Welcome to the 15 April Warehouse & Logistics News. We hope you had a good Easter break. To ease you back into the working mood, in our scheduled features we look at Power Sources, covering all aspects of motive power in the warehouse and logistics environment, including batteries, LPG and engines, and Order Picking, taking in pickers, pick to light and voice picking.

Voice picking technology certainly delivers results. In our Order Picking feature Ronan Clinton, the Heavey RF Group’s Chief Executive points to customers enjoying 600% increases in accuracy, 95% improvements in productivity rates and huge gains in pick speeds, resulting in a return on investment within a year of implementation.

Voice-directed order picking has enjoyed a rise to prominence over the last 25 years or so similar to other hugely successful technologies before it such as cars, TVs, personal computers and mobile phones. These technologies’ enduring success becomes almost inevitable because once implanted in our lives, in Ronan Clinton’s words they become ‘useful, beneficial and utterly indispensable.’ Adoption drives competition between suppliers, and this in its turn drives innovation and enhancement, a stage voice is currently thriving in.

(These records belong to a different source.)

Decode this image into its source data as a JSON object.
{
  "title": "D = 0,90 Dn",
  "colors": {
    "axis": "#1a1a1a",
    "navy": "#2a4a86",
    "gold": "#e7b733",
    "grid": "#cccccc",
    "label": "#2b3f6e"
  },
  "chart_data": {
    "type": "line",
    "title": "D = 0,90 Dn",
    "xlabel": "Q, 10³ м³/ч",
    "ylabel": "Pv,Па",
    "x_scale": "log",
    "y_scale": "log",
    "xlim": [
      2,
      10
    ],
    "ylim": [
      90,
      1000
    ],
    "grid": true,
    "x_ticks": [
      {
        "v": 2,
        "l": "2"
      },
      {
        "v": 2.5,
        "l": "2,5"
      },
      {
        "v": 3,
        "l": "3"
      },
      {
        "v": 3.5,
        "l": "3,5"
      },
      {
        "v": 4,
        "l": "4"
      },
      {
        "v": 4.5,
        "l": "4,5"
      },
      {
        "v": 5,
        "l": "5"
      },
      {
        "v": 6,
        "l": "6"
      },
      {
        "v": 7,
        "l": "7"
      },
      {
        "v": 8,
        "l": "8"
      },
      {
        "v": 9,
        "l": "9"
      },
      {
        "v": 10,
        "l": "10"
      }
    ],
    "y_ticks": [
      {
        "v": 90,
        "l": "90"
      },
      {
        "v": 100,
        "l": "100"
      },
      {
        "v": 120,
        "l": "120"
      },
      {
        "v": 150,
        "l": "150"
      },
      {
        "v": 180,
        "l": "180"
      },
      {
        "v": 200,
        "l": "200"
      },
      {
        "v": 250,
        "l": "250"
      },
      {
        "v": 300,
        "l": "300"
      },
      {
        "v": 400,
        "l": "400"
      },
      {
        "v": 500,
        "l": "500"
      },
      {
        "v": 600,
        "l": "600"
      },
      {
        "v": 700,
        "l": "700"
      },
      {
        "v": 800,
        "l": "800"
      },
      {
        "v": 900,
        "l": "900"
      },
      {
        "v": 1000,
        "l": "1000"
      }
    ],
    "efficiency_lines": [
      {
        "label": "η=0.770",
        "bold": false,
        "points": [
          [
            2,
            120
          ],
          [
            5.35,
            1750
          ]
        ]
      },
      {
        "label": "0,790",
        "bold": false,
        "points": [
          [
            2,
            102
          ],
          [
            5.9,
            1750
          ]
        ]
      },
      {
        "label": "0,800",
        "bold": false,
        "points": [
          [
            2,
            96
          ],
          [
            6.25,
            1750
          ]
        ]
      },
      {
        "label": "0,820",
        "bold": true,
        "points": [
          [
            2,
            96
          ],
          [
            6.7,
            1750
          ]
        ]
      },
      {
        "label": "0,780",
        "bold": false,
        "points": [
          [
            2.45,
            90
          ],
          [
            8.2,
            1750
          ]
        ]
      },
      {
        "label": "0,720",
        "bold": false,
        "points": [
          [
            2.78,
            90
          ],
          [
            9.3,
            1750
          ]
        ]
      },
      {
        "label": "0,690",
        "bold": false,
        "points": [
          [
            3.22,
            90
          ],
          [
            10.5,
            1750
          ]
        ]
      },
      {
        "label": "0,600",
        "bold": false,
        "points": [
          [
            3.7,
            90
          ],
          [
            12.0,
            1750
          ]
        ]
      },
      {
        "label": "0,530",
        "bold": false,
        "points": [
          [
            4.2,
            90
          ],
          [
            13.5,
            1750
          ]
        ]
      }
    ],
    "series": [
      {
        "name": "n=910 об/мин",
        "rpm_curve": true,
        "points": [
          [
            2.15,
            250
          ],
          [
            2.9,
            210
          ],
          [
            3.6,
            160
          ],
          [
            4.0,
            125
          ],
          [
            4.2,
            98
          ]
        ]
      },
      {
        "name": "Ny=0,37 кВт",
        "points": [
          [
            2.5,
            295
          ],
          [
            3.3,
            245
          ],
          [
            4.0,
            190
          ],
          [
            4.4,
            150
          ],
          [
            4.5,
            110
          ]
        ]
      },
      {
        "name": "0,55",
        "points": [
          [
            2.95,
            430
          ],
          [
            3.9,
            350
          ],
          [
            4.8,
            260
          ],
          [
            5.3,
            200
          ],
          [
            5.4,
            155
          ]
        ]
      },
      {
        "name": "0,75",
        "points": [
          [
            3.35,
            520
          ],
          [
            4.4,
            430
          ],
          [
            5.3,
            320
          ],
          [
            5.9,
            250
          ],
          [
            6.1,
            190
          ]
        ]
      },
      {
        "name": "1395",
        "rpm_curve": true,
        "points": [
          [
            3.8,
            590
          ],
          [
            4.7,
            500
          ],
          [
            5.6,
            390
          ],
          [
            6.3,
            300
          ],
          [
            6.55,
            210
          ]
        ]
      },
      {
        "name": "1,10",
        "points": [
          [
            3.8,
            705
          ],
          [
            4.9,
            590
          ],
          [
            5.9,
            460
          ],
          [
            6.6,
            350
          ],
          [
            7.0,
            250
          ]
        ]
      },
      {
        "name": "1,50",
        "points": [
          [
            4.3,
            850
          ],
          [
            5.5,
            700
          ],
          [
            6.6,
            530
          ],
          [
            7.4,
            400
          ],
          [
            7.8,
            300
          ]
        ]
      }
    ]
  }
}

If your vision of voice technology’s capabilities is teams of order pickers in headsets running round warehouses picking stock from the pick face as directed by a computer, it seems that’s only part of the story.

Towards the end of the article Ronan Clinton warns that right now we need to be careful not to try to implement technology for technology’s sake. Fair enough. But in the future we can expect that voice solutions will provide the most up to date, accurate information, allowing operations to enjoy the best performance and flexibility. Without being too fanciful, it’s likely the software will also be able to analyse which practices work best and drive those practices out to all members of the workforce.

Meanwhile if you’re looking for some good news right here, right now, the British Chambers of Commerce reports the UK economy showing signs of improvement in the first three months of this year, with both domestic orders and exports up on the previous quarter.

Last month the OECD expected our economy to contract at the start of 2012, taking us back into recession. But that was followed by reports suggesting UK manufacturing grew in March at its fastest rate for 10 months, an encouraging sign that the economy could return to growth in the first quarter. It’s clearly time to be positive!